When the manager tried to explain our policy, the lady went ballistic and walked out. (leaving her wine unpaid for).
The lady called Saturday and wants to talk to me personally. Yikes. Are we wrong in how we handled this? In the kitchen's view, we can't back down when customer requests are unreasonable. Should we cook one mussel or piece of calamari as a sample, if requested?
Absolutely ridiculous. Where does a person get the idea that this kind of thing is acceptable?
Besides the fact that it sets a strange precedent — why not just go ahead and cook samples of all the dishes and pass them around to see if diners are interested in ordering them — it puts the kitchen at a big disadvantage, because cooking a sample takes time and throws off the rhythm of a busy operation.
I say give it more time.
Decor won't change, and vibe's not likely to, either — but service might and so might the food. And those things might change the way you view everything else. Places, particularly small, independent places, need time to find themselves.
Interesting question, and harder than it sounds. Because what's the Top 5 supposed to stand for? Great places. Great, distinctive places.
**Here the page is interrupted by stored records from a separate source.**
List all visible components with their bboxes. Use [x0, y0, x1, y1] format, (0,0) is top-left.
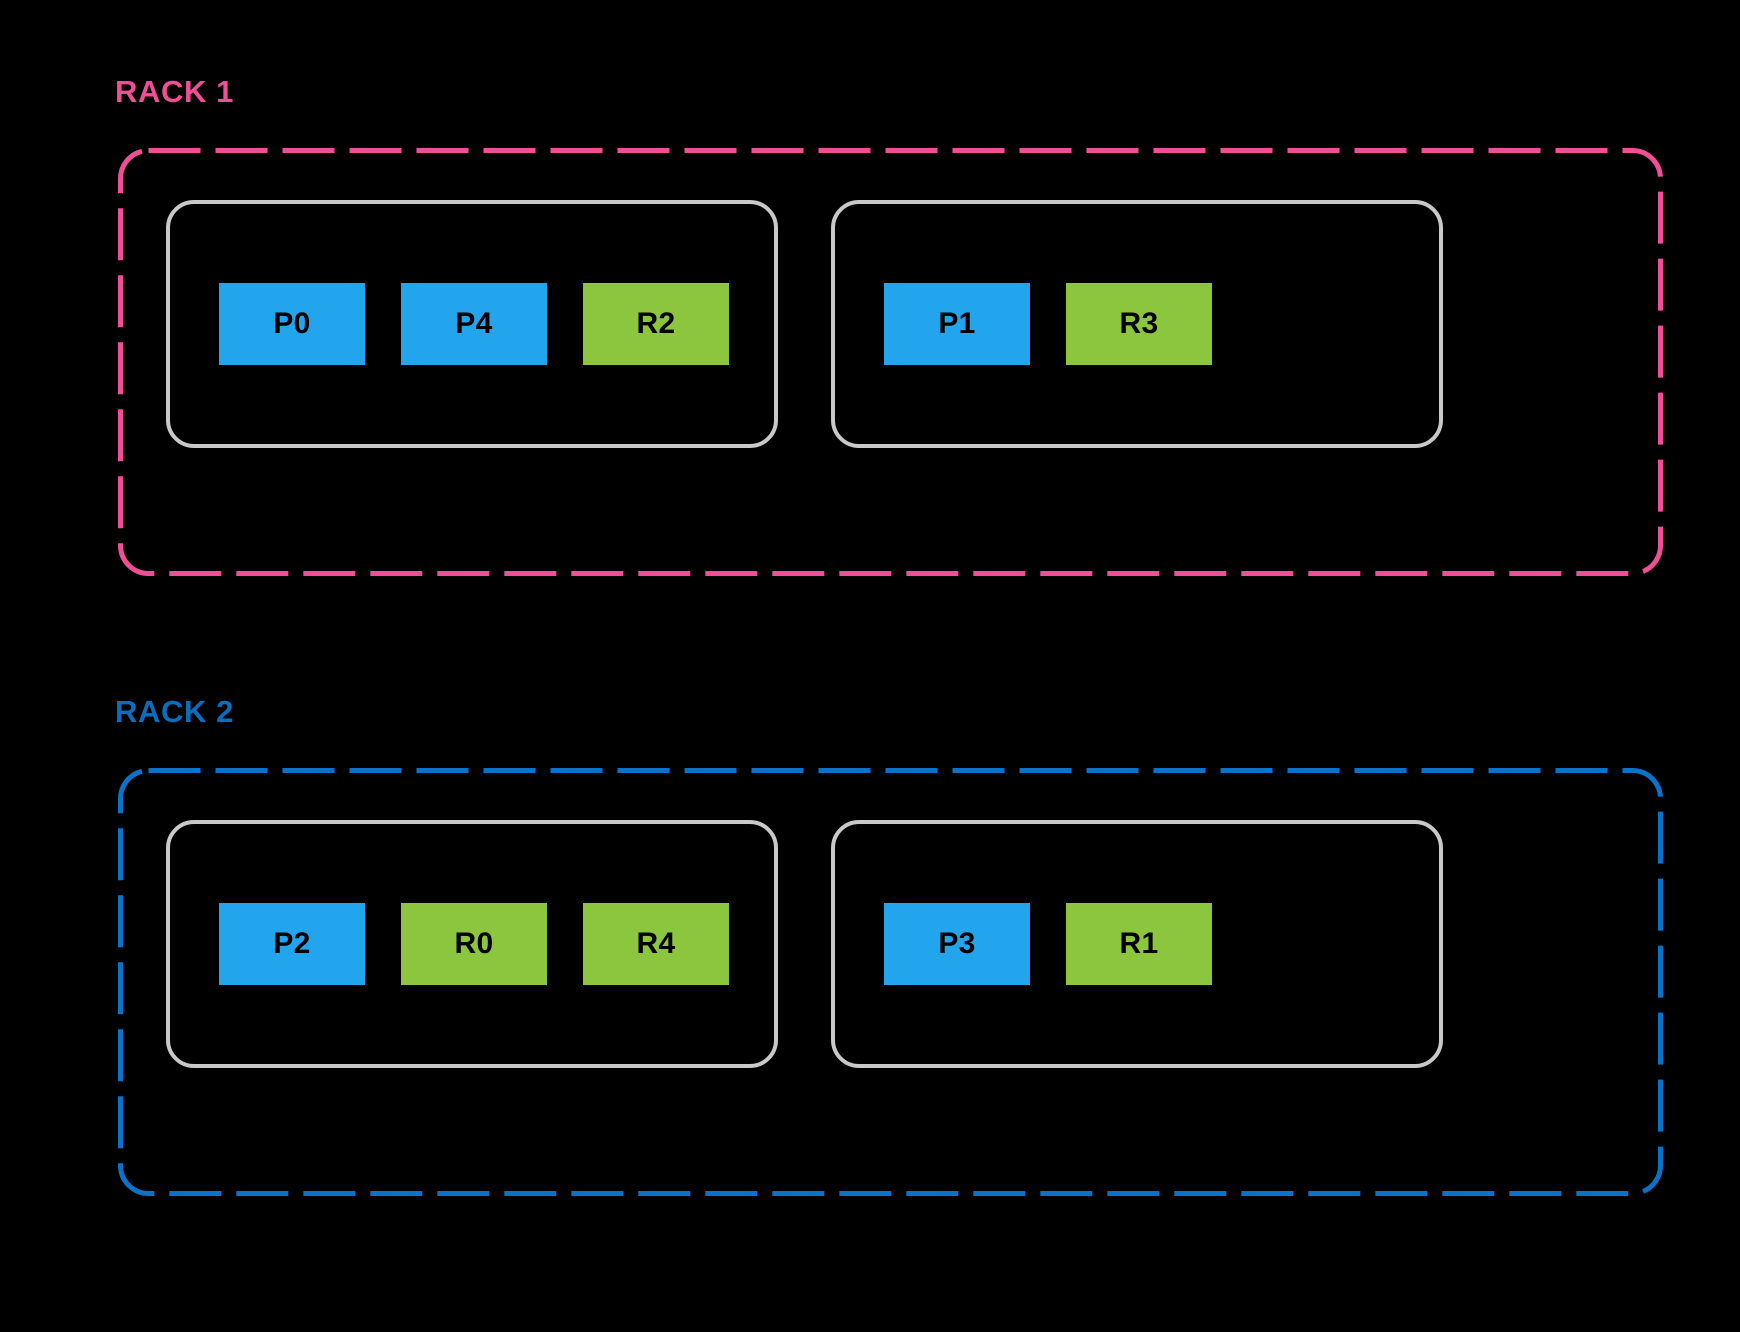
rack-2-label: RACK 2 — [115, 694, 235, 729]
node-box-3[interactable]: P2 R0 R4 — [166, 820, 778, 1068]
shard-block-p4[interactable]: P4 — [401, 283, 547, 365]
node-box-4[interactable]: P3 R1 — [831, 820, 1443, 1068]
shard-block-r3[interactable]: R3 — [1066, 283, 1212, 365]
rack-2-boundary — [118, 768, 1663, 1196]
shard-block-p0[interactable]: P0 — [219, 283, 365, 365]
node-2-blocks: P1 R3 — [835, 283, 1212, 365]
node-1-blocks: P0 P4 R2 — [170, 283, 729, 365]
node-box-1[interactable]: P0 P4 R2 — [166, 200, 778, 448]
node-box-2[interactable]: P1 R3 — [831, 200, 1443, 448]
shard-block-r0[interactable]: R0 — [401, 903, 547, 985]
rack-1-label: RACK 1 — [115, 74, 235, 109]
node-4-blocks: P3 R1 — [835, 903, 1212, 985]
node-3-blocks: P2 R0 R4 — [170, 903, 729, 985]
rack-group-1: RACK 1 P0 P4 R2 P1 R3 — [0, 0, 1740, 660]
shard-block-r1[interactable]: R1 — [1066, 903, 1212, 985]
shard-block-p2[interactable]: P2 — [219, 903, 365, 985]
rack-1-boundary — [118, 148, 1663, 576]
shard-block-p3[interactable]: P3 — [884, 903, 1030, 985]
rack-1-dashed-outline — [118, 148, 1663, 576]
shard-block-p1[interactable]: P1 — [884, 283, 1030, 365]
shard-block-r2[interactable]: R2 — [583, 283, 729, 365]
rack-2-dashed-outline — [118, 768, 1663, 1196]
rack-group-2: RACK 2 P2 R0 R4 P3 R1 — [0, 620, 1740, 1280]
shard-block-r4[interactable]: R4 — [583, 903, 729, 985]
Great places that do something — or somethings — that restaurants in other cities don't?
I take the latter as my mission.
Here you go:
* Central Michel Richard. I don't think there's any other place like it. For that reason, I give it a slight edge over Citronelle, which serves one of the most distinctive cuisines in this or any city.
* Komi. A very singular, very personal, night of dining.
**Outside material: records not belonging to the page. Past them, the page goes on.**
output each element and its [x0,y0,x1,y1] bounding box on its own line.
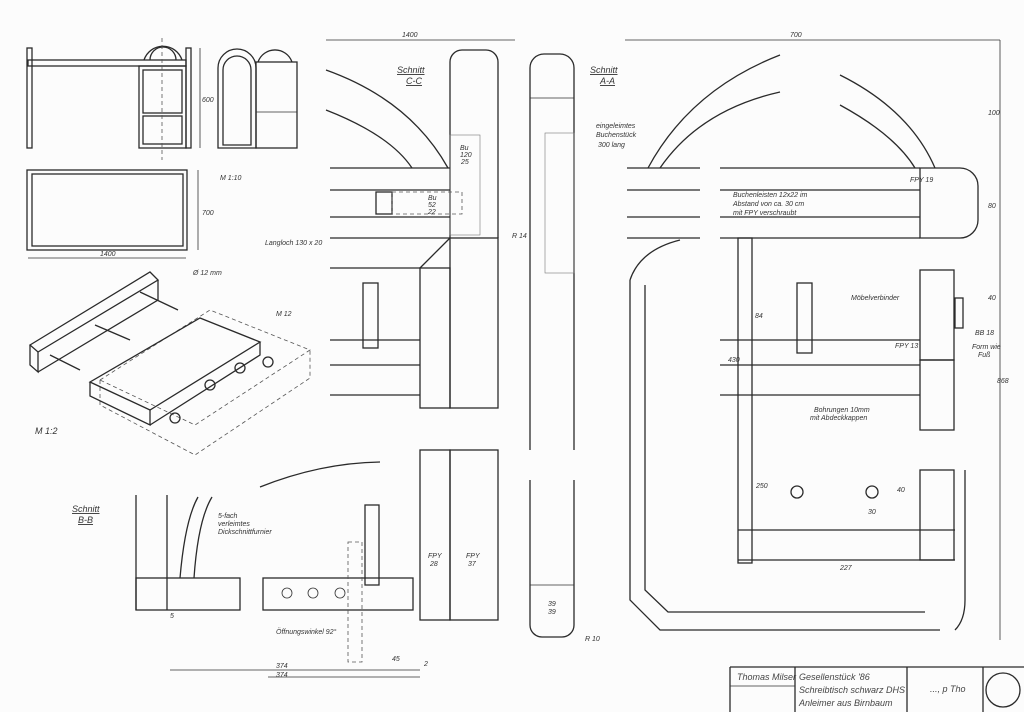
dim-2: 2 [423,661,428,668]
plan-view [26,169,199,259]
fpy19-label: FPY 19 [910,177,933,184]
dim-39: 39 [548,601,556,608]
bu120-label: 120 [460,152,472,159]
section-b-b-id: B-B [78,515,93,525]
section-c-c-id: C-C [406,76,422,86]
buchenleisten-note: mit FPY verschraubt [733,210,797,217]
dim-5: 5 [170,613,174,620]
buchenstueck-note: Buchenstück [596,132,637,139]
radius-10-label: R 10 [585,636,600,643]
buchenleisten-note: Buchenleisten 12x22 im [733,192,807,199]
form-fuss-note: Fuß [978,352,990,359]
dim-39: 39 [548,609,556,616]
buchenleisten-note: Abstand von ca. 30 cm [732,201,804,208]
labels: Schnitt C-C Schnitt A-A Schnitt B-B M 1:… [35,32,1009,708]
dim-374a: 374 [276,663,288,670]
bu52-label: 22 [427,209,436,216]
front-view [26,38,201,160]
oeffnungswinkel-note: Öffnungswinkel 92° [276,628,337,636]
section-a-a-title: Schnitt [590,65,618,75]
section-a-a [529,53,575,638]
fpy37-label: 37 [468,561,477,568]
buchenstueck-note: eingeleimtes [596,123,636,130]
title-line-3: Anleimer aus Birnbaum [798,698,893,708]
dim-40b: 40 [897,487,905,494]
furnier-note: Dickschnittfurnier [218,529,272,536]
dim-height: 600 [202,97,214,104]
title-line-1: Gesellenstück '86 [799,672,870,682]
buchenstueck-note: 300 lang [598,142,625,149]
fpy37-label: FPY [466,553,481,560]
dim-plan-depth: 700 [202,210,214,217]
bu52-label: 52 [428,202,436,209]
dim-700-top: 700 [790,32,802,39]
form-fuss-note: Form wie [972,344,1001,351]
dim-250: 250 [755,483,768,490]
furnier-note: verleimtes [218,521,250,528]
dim-84: 84 [755,313,763,320]
dim-868: 868 [997,378,1009,385]
title-block [729,666,1024,712]
dim-45: 45 [392,656,400,663]
section-c-c [325,49,499,621]
fpy13-label: FPY 13 [895,343,918,350]
dim-430: 430 [728,357,740,364]
dim-100: 100 [988,110,1000,117]
dim-227: 227 [839,565,853,572]
dim-374b: 374 [276,672,288,679]
title-line-2: Schreibtisch schwarz DHS [799,685,905,695]
furnier-note: 5-fach [218,513,238,520]
bolt-diameter-label: Ø 12 mm [192,270,222,277]
moebelverbinder-note: Möbelverbinder [851,295,900,302]
dim-1400-top: 1400 [402,32,418,39]
scale-detail: M 1:2 [35,426,58,436]
scale-overview: M 1:10 [220,175,242,182]
guild-stamp-icon [985,672,1021,708]
isometric-bolt-detail [28,271,311,456]
section-c-c-title: Schnitt [397,65,425,75]
dim-80: 80 [988,203,996,210]
elevation-right [627,54,979,631]
section-a-a-id: A-A [599,76,615,86]
fpy28-label: 28 [429,561,438,568]
thread-label: M 12 [276,311,292,318]
dimension-lines-top [326,39,1001,640]
dim-plan-width: 1400 [100,251,116,258]
signature: ..., p Tho [930,684,966,694]
bu52-label: Bu [428,195,437,202]
bu120-label: Bu [460,145,469,152]
bu120-label: 25 [460,159,469,166]
radius-14-label: R 14 [512,233,527,240]
dim-30: 30 [868,509,876,516]
section-b-b-title: Schnitt [72,504,100,514]
bohrungen-note: Bohrungen 10mm [814,407,870,414]
langloch-note: Langloch 130 x 20 [265,240,322,247]
dim-40: 40 [988,295,996,302]
bohrungen-note: mit Abdeckkappen [810,415,867,422]
author-name: Thomas Milser [737,672,797,682]
fpy28-label: FPY [428,553,443,560]
bb18-label: BB 18 [975,330,994,337]
section-b-b [135,461,420,678]
side-view [217,48,298,149]
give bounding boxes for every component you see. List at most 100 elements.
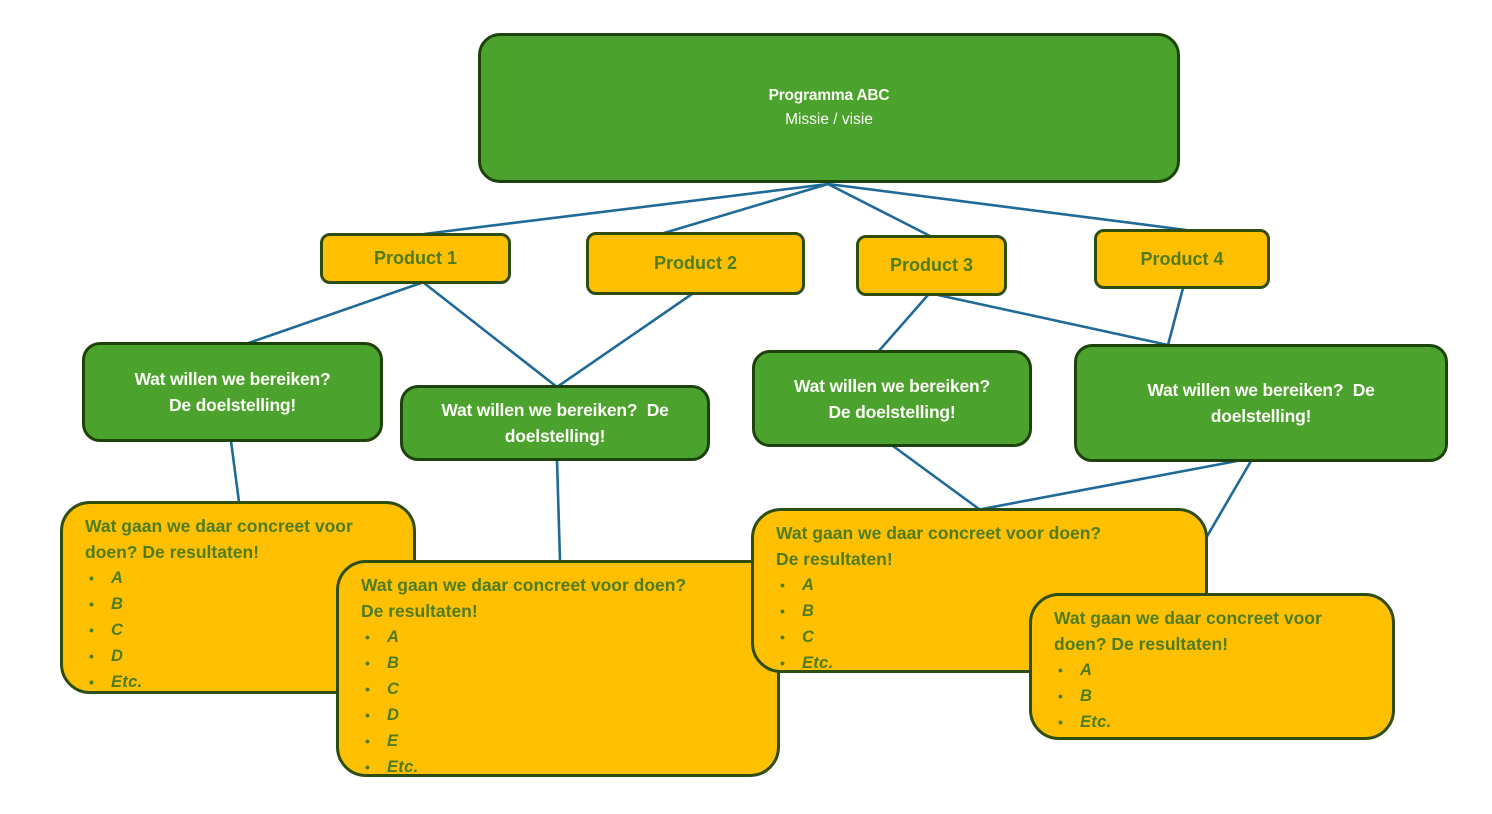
bullet-item: • Etc. [85,669,395,695]
product-3-label: Product 3 [889,255,973,275]
connector-line [555,458,562,563]
connector-line [555,292,694,389]
bullet-item: • Etc. [1054,709,1374,735]
bullet-item: •D [361,702,759,728]
goal-2-line2: doelstelling! [504,426,606,446]
bullet-dot-icon: • [89,622,94,638]
goal-2-box: Wat willen we bereiken? De doelstelling! [400,385,710,461]
bullet-dot-icon: • [780,629,785,645]
bullet-dot-icon: • [365,629,370,645]
bullet-item: •C [361,676,759,702]
result-2-title-line2: De resultaten! [361,601,478,621]
bullet-dot-icon: • [780,603,785,619]
goal-4-box: Wat willen we bereiken? De doelstelling! [1074,344,1448,462]
bullet-dot-icon: • [780,577,785,593]
bullet-label: Etc. [802,654,834,672]
bullet-dot-icon: • [365,681,370,697]
connector-line [662,182,830,235]
connector-line [936,293,1170,347]
bullet-label: B [802,602,815,620]
program-box: Programma ABC Missie / visie [478,33,1180,183]
bullet-label: C [802,628,815,646]
connector-line [229,439,241,504]
bullet-dot-icon: • [89,596,94,612]
result-1-title-line1: Wat gaan we daar concreet voor [85,516,353,536]
product-2-box: Product 2 [586,232,805,295]
bullet-dot-icon: • [89,648,94,664]
bullet-label: D [387,706,400,724]
connector-line [826,182,1188,232]
bullet-item: •D [85,643,395,669]
goal-1-box: Wat willen we bereiken? De doelstelling! [82,342,383,442]
bullet-dot-icon: • [365,733,370,749]
program-subtitle: Missie / visie [785,111,873,128]
goal-1-line2: De doelstelling! [168,395,297,415]
bullet-dot-icon: • [1058,714,1063,730]
goal-3-box: Wat willen we bereiken? De doelstelling! [752,350,1032,447]
bullet-item: •A [85,565,395,591]
bullet-label: A [111,569,124,587]
bullet-dot-icon: • [365,655,370,671]
program-title: Programma ABC [768,87,890,104]
bullet-label: A [802,576,815,594]
result-4-title-line2: doen? De resultaten! [1054,634,1229,654]
result-4-title-line1: Wat gaan we daar concreet voor [1054,608,1322,628]
connector-line [238,281,423,348]
bullet-item: •B [1054,683,1374,709]
bullet-item: •A [1054,657,1374,683]
bullet-label: A [1080,661,1093,679]
bullet-item: •C [776,624,1187,650]
connector-line [980,459,1239,511]
connector-line [1166,286,1185,347]
product-4-label: Product 4 [1140,248,1224,269]
result-1-title-line2: doen? De resultaten! [85,542,260,562]
connector-line [826,182,932,238]
bullet-dot-icon: • [365,707,370,723]
result-2-title-line1: Wat gaan we daar concreet voor doen? [361,575,687,595]
connector-line [422,281,559,389]
bullet-dot-icon: • [89,570,94,586]
product-1-label: Product 1 [373,248,457,268]
bullet-label: Etc. [1080,713,1112,731]
bullet-label: D [111,647,124,665]
product-1-box: Product 1 [320,233,511,284]
bullet-dot-icon: • [1058,688,1063,704]
bullet-dot-icon: • [1058,662,1063,678]
bullet-dot-icon: • [780,655,785,671]
bullet-label: Etc. [111,673,143,691]
result-1-list: •A•B•C•D•Etc. [85,565,395,695]
bullet-dot-icon: • [365,759,370,775]
bullet-label: B [387,654,400,672]
bullet-item: •C [85,617,395,643]
result-3-title-line1: Wat gaan we daar concreet voor doen? [776,523,1102,543]
goal-3-line2: De doelstelling! [828,401,956,422]
bullet-item: •E [361,728,759,754]
goal-3-line1: Wat willen we bereiken? [793,375,991,396]
result-4-box: Wat gaan we daar concreet voor doen? De … [1029,593,1395,740]
result-4-list: •A•B•Etc. [1054,657,1374,735]
result-3-title-line2: De resultaten! [776,549,893,569]
bullet-dot-icon: • [89,674,94,690]
bullet-label: A [387,628,400,646]
product-2-label: Product 2 [653,253,737,273]
bullet-label: C [111,621,124,639]
product-3-box: Product 3 [856,235,1007,296]
bullet-label: B [1080,687,1093,705]
bullet-item: •A [776,572,1187,598]
result-3-list: •A•B•C•Etc. [776,572,1187,676]
bullet-item: •B [776,598,1187,624]
bullet-item: •Etc. [361,754,759,780]
bullet-item: •A [361,624,759,650]
result-2-box: Wat gaan we daar concreet voor doen? De … [336,560,780,777]
connector-line [891,444,981,511]
goal-4-line1: Wat willen we bereiken? De [1147,380,1375,400]
bullet-label: E [387,732,399,750]
goal-1-line1: Wat willen we bereiken? [134,369,331,389]
connector-line [422,182,830,236]
goal-4-line2: doelstelling! [1210,406,1312,426]
bullet-label: C [387,680,400,698]
product-4-box: Product 4 [1094,229,1270,289]
bullet-item: •B [85,591,395,617]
* Etete. Best Ethiopian in the city, and you simply don't find Ethiopian cooking in many big North American cities.
* The Source. Some of the most exciting, exacting food you're going to find in the city right now, and the happy hour deal — 3 dishes for twenty bucks, including the marvelous mini banh mi — is a steal.
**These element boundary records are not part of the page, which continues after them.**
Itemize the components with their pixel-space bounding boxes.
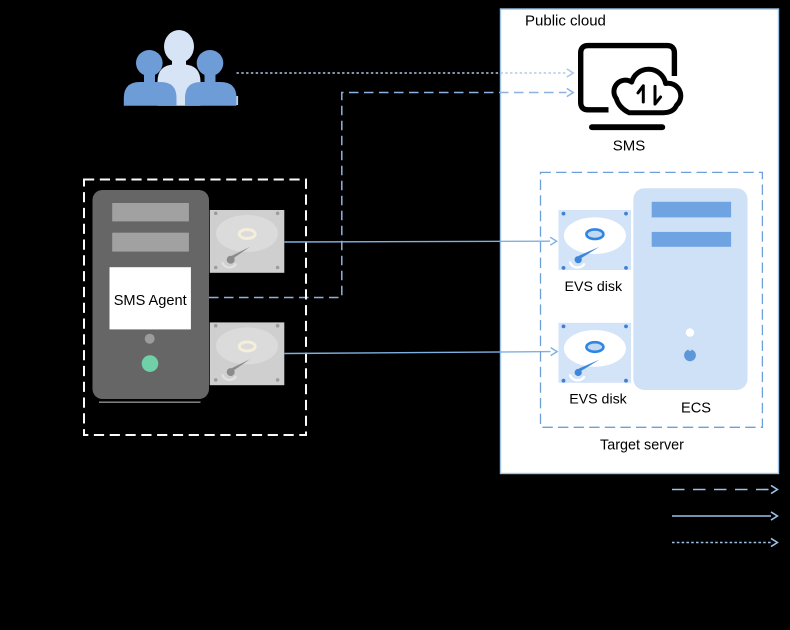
svg-text:Target server: Target server xyxy=(600,438,684,454)
svg-text:SMS Agent: SMS Agent xyxy=(114,293,187,309)
svg-text:EVS disk: EVS disk xyxy=(565,279,623,295)
svg-text:EVS disk: EVS disk xyxy=(569,392,627,408)
svg-text:SMS: SMS xyxy=(613,138,646,155)
svg-text:Public cloud: Public cloud xyxy=(525,12,606,29)
svg-text:ECS: ECS xyxy=(681,401,711,417)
* Minh's. Best Vietnamese in an area that has no shortage of good Vietnamese spots.
Wanting to impress a cocktail-loving dearly beloved, would you choose PS7's, Wisdom, the Passenger, or venture elsewhere?
Normally, I'd opt for the Gibson, but would like to bring the birthday boy someplace new. We'll stop by BGR on Conn. Ave. for dinner beforehand.
Either PS 7's or Proof.
I can't imagine you'd have a bad time at either … Enjoy yourselves …
My husband and I just moved to Pentagon City and have not found too many nearby places to eat that we like. We're not huge foodies but appreciate good food when we see it, and he likes to stay pretty local.
So far we have liked: Pupatella, BGR Burger Joint, Lauriol Plaza, Ray's the Steaks. We thought Kora, Cafe Pizzaiolo, Lebanese Taverna, Landini Brothers were alright, nothing special, and La Sandia (Tyson's), Ristorante Murali were disappointing. We tried to go to Ray's Hell Burger twice but the lines were obscene, we'll get back there though.
Any other places we should try? We prefer to stay in Arlington/Alexandria but are open to traveling for something good!
I'd put Athena Pallas, in Crystal City, on your must-stay-local list. Good, reasonably priced Greek food.
Arlington is a gold mine of reasonably priced places. Minh's is special — great Vietnamese, in a simple, comfortable setting. You've also got Liberty Tavern for mid-level American. Ray's just opened its offshoot of Hell-Burger, in the old Hell-Burger location. Among the beguiling items on the menu: a wild boar burger.
Also in Arlington: the tasty Chez Manelle, for good Tunisian cooking. I really think they're doing an excellent job over there.
Oh, and also in Arlington: the little gem El Charrito Caminante for tacos, etc.
Just so you know, I'd make a point of hitting La Caraqueña in Falls Church for the arepas, black bean soup and peanut soup.
You know, I can't think of any restaurant in the area that allows this, but I'll toss it out there and hope that some restaurateur or manager pipes up and lets me know it's okay to bring a pooch to dinner. Or, alternatively, maybe some chatter out there knows of a place that it's not verboten.